Microsoft Announces Confidential Compute for Azure

Microsoft Azure latest feature will encrypt your files and keep them entirely secret, even from Microsoft.

This week Microsoft revealed a new feature soon to be implemented in its Azure cloud called “Confidential Compute”. Confidential Compute will allow Azure users to keep their data entirely safe whether it’s in storage, running over a  network, and even when it’s being computed in-memory. By allowing users to encrypt data even when in use, ensures that all files and data can be kept completely safe from hackers, governmental warrants and even from Microsoft themselves.

The new features will operate in two modes. The first is for virtual machines. The second mode uses a specific feature in Intel’s new Skylake-SP Xeon processors called Software Guard Extensions (SGX). However, both modes will operate in a completely trusted execution environment (TEE) by allowing applications to ringfence specific parts of code and data. Any code or data within a TEE is impossible to inspect from outside.

The virtual machine mode relies on a certain Hyper-V functionality found in Windows 10 and Windows Server 201 called Virtual Secure Mode (VSM). By using VSM, the majority of any application is able to run in a regular virtual machine in addition to a regular operating system. The parts of the application being run in the TEE section will be run in a separate virtual machine that consists of only a basic operating system that can successfully communicate with the regular VM. The parts of code in the TEE will be those that need to handle sensitive data.

In the event that any application gets compromised and a hacker gains access to the main VM, any data within the TEE will remain inaccessible. Because Hyper-V keeps the two machines separated, a hacker would have to be able to compromise the Hyper-V first before being able to gain access.

The SGX processor will encrypt and decrypt data itself from memory in such a way that the data is only decrypted in the processor. This allows the processor to carve out TEE using regular processes without having to use any virtual machines whatsoever. This makes Hyper-V security less relevant, as the main trust and security issues rest solely between the SGX processor itself and the application in question. Using this unique method of TEE, no one, not even Microsoft will be able to access the data.

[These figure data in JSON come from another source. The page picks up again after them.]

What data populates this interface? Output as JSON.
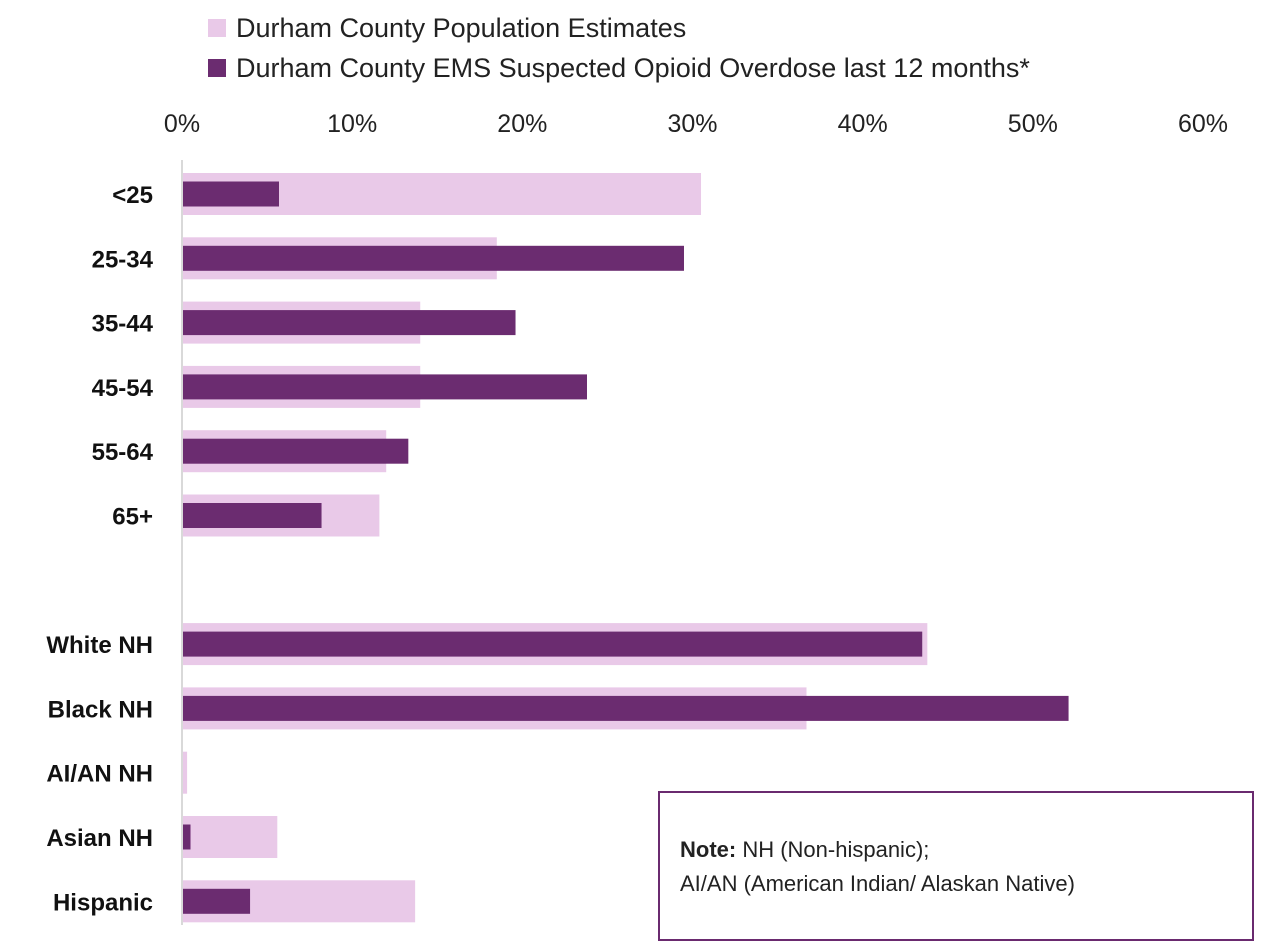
{
  "colors": {
    "population": "#e9c9e8",
    "ems": "#6b2c70",
    "axis": "#d9d9d9",
    "note_border": "#6a2a6f"
  },
  "legend": {
    "population_label": "Durham County Population Estimates",
    "ems_label": "Durham County EMS Suspected Opioid Overdose last 12 months*"
  },
  "note": {
    "bold": "Note:",
    "line1": " NH (Non-hispanic);",
    "line2": "AI/AN (American Indian/ Alaskan Native)"
  },
  "chart_data": {
    "type": "bar",
    "orientation": "horizontal",
    "xlim": [
      0,
      60
    ],
    "x_ticks": [
      "0%",
      "10%",
      "20%",
      "30%",
      "40%",
      "50%",
      "60%"
    ],
    "x_tick_values": [
      0,
      10,
      20,
      30,
      40,
      50,
      60
    ],
    "x_axis_position": "top",
    "legend_position": "top",
    "grid": false,
    "categories": [
      "<25",
      "25-34",
      "35-44",
      "45-54",
      "55-64",
      "65+",
      "",
      "White NH",
      "Black NH",
      "AI/AN NH",
      "Asian NH",
      "Hispanic"
    ],
    "series": [
      {
        "name": "Durham County Population Estimates",
        "values": [
          30.5,
          18.5,
          14.0,
          14.0,
          12.0,
          11.6,
          null,
          43.8,
          36.7,
          0.3,
          5.6,
          13.7
        ]
      },
      {
        "name": "Durham County EMS Suspected Opioid Overdose last 12 months*",
        "values": [
          5.7,
          29.5,
          19.6,
          23.8,
          13.3,
          8.2,
          null,
          43.5,
          52.1,
          0.0,
          0.5,
          4.0
        ]
      }
    ]
  }
}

According to Microsoft, they are currently developing other TEEs as well. The most noteworthy of this being a TEE based on virtual machines that use the encrypted memory features of AMD’s Epyc processors.

This new Confidential Computing feature in Azure will soon be made available via an early access program. The new feature will be available on both Windows and Linux operating systems with an SDK which will enable developers to write parts of their application within TEEs.